Note that in this example I haven't bothered to change DocumentRoot for the proxy: whatever content your server delivers on port 80 will also be delivered to local clients on the proxy port. In my opinion, that's not a big deal. And if you're running on EC2, the default document root points at a directory that isn't readable by Apache.

Restart Apache and run netstat to verify that it's listening on port 9999.

> sudo apachectl restart
httpd not running, trying to start

> netstat -an | grep 9999
tcp        0      0 :::9999                     :::*                        LISTEN      

Open the Tunnel

Assuming that you have a command-line SSH client, the following command opens the tunnel and then runs in the background. To close the tunnel, you'll have to use kill. You can omit the -fN, in which case you'll have an interactive session to your proxy host. But if you're like me, you'll switch to that window by accident, and wonder why none of your working files are there.

ssh -fN -L 9999:localhost:9999 ec2-user@ec2-50-19-152-185.compute-1.amazonaws.com

If you're using PuTTy as your SSH client, you can set up port forwarding in the session configuration. configuring port forwarding for PuTTy

Configure your Browser

This is another case where everyone's different. I use Firefox as my primary browser, and with it you open the “Options” dialog, go to the “Advanced” tab, “Network” subtab, and click on the “Settings” button (yes, I realize that anyone reading this page knows how to set options; it's just humorous to me to describe the path to a particular setting). This brings up the “Connection Settings” dialog, where you want to select manual proxy configuration. A picture is worth more than 1,000 words here: configuring Firefox to use a proxy

Other browsers will have something similar. For IE, you'll need to configure this in the “Internet Settings” control panel.


If everything works, you should see all of your browser requests in the Apache log.

> sudo tail -f /var/log/httpd/access_log - - [10/Jun/2012:13:06:00 +0000] "GET / HTTP/1.0" 403 3839 "-" "Wget/1.12 (linux-gnu)" - - [10/Jun/2012:13:06:32 +0000] "GET / HTTP/1.0" 403 3839 "-" "Wget/1.12 (linux-gnu)" - - [10/Jun/2012:13:26:22 +0000] "GET http://www.kdgregory.com/ HTTP/1.1" 200 4282 "-" "Mozilla/5.0 (X11; Ubuntu; Linux i686; rv:13.0) Gecko/20100101 Firefox/13.0" - - [10/Jun/2012:13:26:23 +0000] "GET http://www.kdgregory.com/css/common.css HTTP/1.1" 200 5507 "http://www.kdgregory.com/" "Mozilla/5.0 (X11; Ubuntu; Linux i686; rv:13.0) Gecko/20100101 Firefox/13.0" - - [10/Jun/2012:13:26:26 +0000] "GET http://www.kdgregory.com/favicon.ico HTTP/1.1" 200 1406 "-" "Mozilla/5.0 (X11; Ubuntu; Linux i686; rv:13.0) Gecko/20100101 Firefox/13.0"

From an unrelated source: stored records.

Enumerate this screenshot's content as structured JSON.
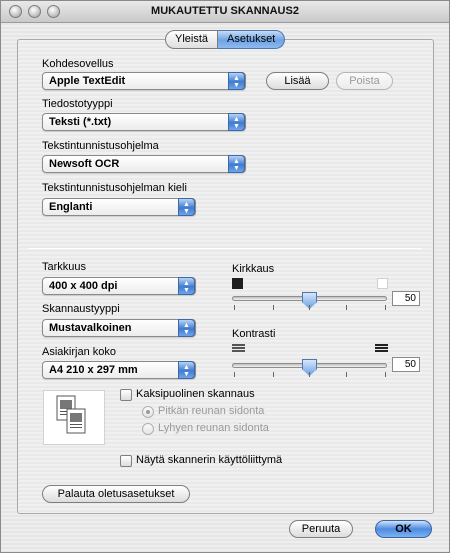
{
  "window": {
    "title": "MUKAUTETTU SKANNAUS2"
  },
  "tabs": [
    {
      "label": "Yleistä"
    },
    {
      "label": "Asetukset"
    }
  ],
  "app": {
    "label": "Kohdesovellus",
    "value": "Apple TextEdit",
    "add_label": "Lisää",
    "remove_label": "Poista"
  },
  "file_type": {
    "label": "Tiedostotyyppi",
    "value": "Teksti (*.txt)"
  },
  "ocr": {
    "label": "Tekstintunnistusohjelma",
    "value": "Newsoft OCR"
  },
  "ocr_language": {
    "label": "Tekstintunnistusohjelman kieli",
    "value": "Englanti"
  },
  "resolution": {
    "label": "Tarkkuus",
    "value": "400 x 400 dpi"
  },
  "scan_type": {
    "label": "Skannaustyyppi",
    "value": "Mustavalkoinen"
  },
  "doc_size": {
    "label": "Asiakirjan koko",
    "value": "A4  210 x 297 mm"
  },
  "brightness": {
    "label": "Kirkkaus",
    "value": "50",
    "fraction": 0.5
  },
  "contrast": {
    "label": "Kontrasti",
    "value": "50",
    "fraction": 0.5
  },
  "duplex": {
    "label": "Kaksipuolinen skannaus",
    "long_edge": "Pitkän reunan sidonta",
    "short_edge": "Lyhyen reunan sidonta"
  },
  "show_ui": {
    "label": "Näytä skannerin käyttöliittymä"
  },
  "reset_label": "Palauta oletusasetukset",
  "cancel_label": "Peruuta",
  "ok_label": "OK"
}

I'll finish with some caveats. First is that your browsing speed is limited by the bandwidth of your proxy. This isn't an issue with Amazon EC2, which has fast connections both in and out. If you're running at home over a slow ADSL connection, however, you'll feel like you're back in the days of dial-up. Not a problem if all you're doing is reading email, but image downloads will be painful.

Second: If you are using Amazon EC2, you'll be paying for bandwidth. Although, at pennies per gigabyte, it will be far cheaper to do this than to tether your phone.

Next: this is a secure connection from your browser to your proxy; after that, you're in the wild. Personally, I'm not too worried about people snooping on the Internet backbone: those who are likely to snoop are also likely to have the compute power to break whatever encryption I might choose to use. I don't know what protections EC2 has against sniffers in their complex, but will assume that it's unlikely to be an issue. If you're concerned, you need to use an encrypted connection from your browser all the way to the other end.

And finally: be aware that this tunnel will bypass whatever content filters your company or organization has in place (unless they're browser extensions). If you signed some agreement that says you will abide by those content restrictions, you shouldn't follow these instructions.